Lucy terengah-engah. Tubuhnya terasa lemas sekaligus mendamba. Gadis belia itu bahkan berpeluh di tengah dinginnya air conditioner yang disetel dengan suhu rendah pada kamar nya.
Gadis itu mengusap wajah frustasi. Lagi-lagi mimpi itu. Lagi-lagi mimpi tentang Papa nya yang selalu membuat jadwal tidurnya terganggu.
Entah setan darimana, yang jelas, Lucy hampir tiap malam selalu mendapatkan mimpi tidak senonoh nya bersama sang Papa. Demi Tuhan itu Papa nya!!
Apakah ada seorang anak yang bermimpi berbagi keintiman dengan Papa nya sendiri? Apa ada seorang anak yang diam-diam memfantasikan Papa nya sendiri? Ada, yaitu dirinya, si anak pungut yang tidak tahu diri.
Semenjak dua tahun terakhir, Lucy memang kerap gelisah sendiri jika memikirkan reaksi tubuhnya tiap berdekatan dengan sang Papa. Tubuhnya selalu tersentak lembut, darah berdesir hangat dan juga pipi yang terasa memanas.
Lucy bahkan diam-diam pergi ke psikolog di sebuah klinik terpercaya karena terlalu frustasi akan tingkah dan pikiran nya sendiri.
Menghela napas, gadis berusia delapan belas tahun itu beringsut dari atas ranjang queen size nya. Ia mencepol asal surainya lalu melakukan ritual pagi yang biasa dilakukan.
Selesai berurusan dengan ritual pagi, kaki jenjang nya membawa diri menuju dapur yang masih remang. Waktu memang masih menunjukkan pukul lima lewat tiga puluh. Terlampau pagi untuk terjaga sesungguhnya. Namun daripada ia kembali tenggelam pada mimpi terlarangnya, lebih baik ia mengalihkan pikiran pada sejumput bumbu masak yang ada di dapur, area favoritnya.
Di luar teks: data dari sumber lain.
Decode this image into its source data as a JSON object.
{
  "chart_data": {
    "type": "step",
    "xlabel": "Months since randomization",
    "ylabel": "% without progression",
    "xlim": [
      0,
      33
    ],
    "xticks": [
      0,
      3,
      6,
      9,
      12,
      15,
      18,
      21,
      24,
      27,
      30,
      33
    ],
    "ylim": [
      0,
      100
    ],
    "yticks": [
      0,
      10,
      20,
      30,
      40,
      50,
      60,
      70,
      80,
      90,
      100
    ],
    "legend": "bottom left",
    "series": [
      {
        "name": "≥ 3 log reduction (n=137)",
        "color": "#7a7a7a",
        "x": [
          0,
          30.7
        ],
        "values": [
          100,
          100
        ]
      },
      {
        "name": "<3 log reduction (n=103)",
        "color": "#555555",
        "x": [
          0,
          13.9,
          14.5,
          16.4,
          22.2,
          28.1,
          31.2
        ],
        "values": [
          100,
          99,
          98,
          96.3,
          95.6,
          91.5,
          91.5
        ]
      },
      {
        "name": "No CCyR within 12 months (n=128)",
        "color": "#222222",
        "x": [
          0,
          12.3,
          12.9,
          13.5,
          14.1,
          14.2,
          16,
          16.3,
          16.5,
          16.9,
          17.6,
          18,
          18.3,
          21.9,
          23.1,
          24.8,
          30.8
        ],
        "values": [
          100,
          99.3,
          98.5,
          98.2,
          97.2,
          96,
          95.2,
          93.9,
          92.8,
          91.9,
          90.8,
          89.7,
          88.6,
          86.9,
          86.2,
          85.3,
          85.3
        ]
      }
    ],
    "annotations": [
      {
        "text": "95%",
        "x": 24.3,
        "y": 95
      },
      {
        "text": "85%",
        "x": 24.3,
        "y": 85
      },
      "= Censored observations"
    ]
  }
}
Memulai dengan membuka kulkas, Lucy lantas berinisiatif membuat roti bawang dengan scramble egg untuk menu sarapan.
Gadis itu memotong dua bagian pada tiap lembar roti tawar dan mengolesi nya dengan mentega yang telah tercampur dengan parsley, bawang putih cincang dan juga sejumput gula pasir.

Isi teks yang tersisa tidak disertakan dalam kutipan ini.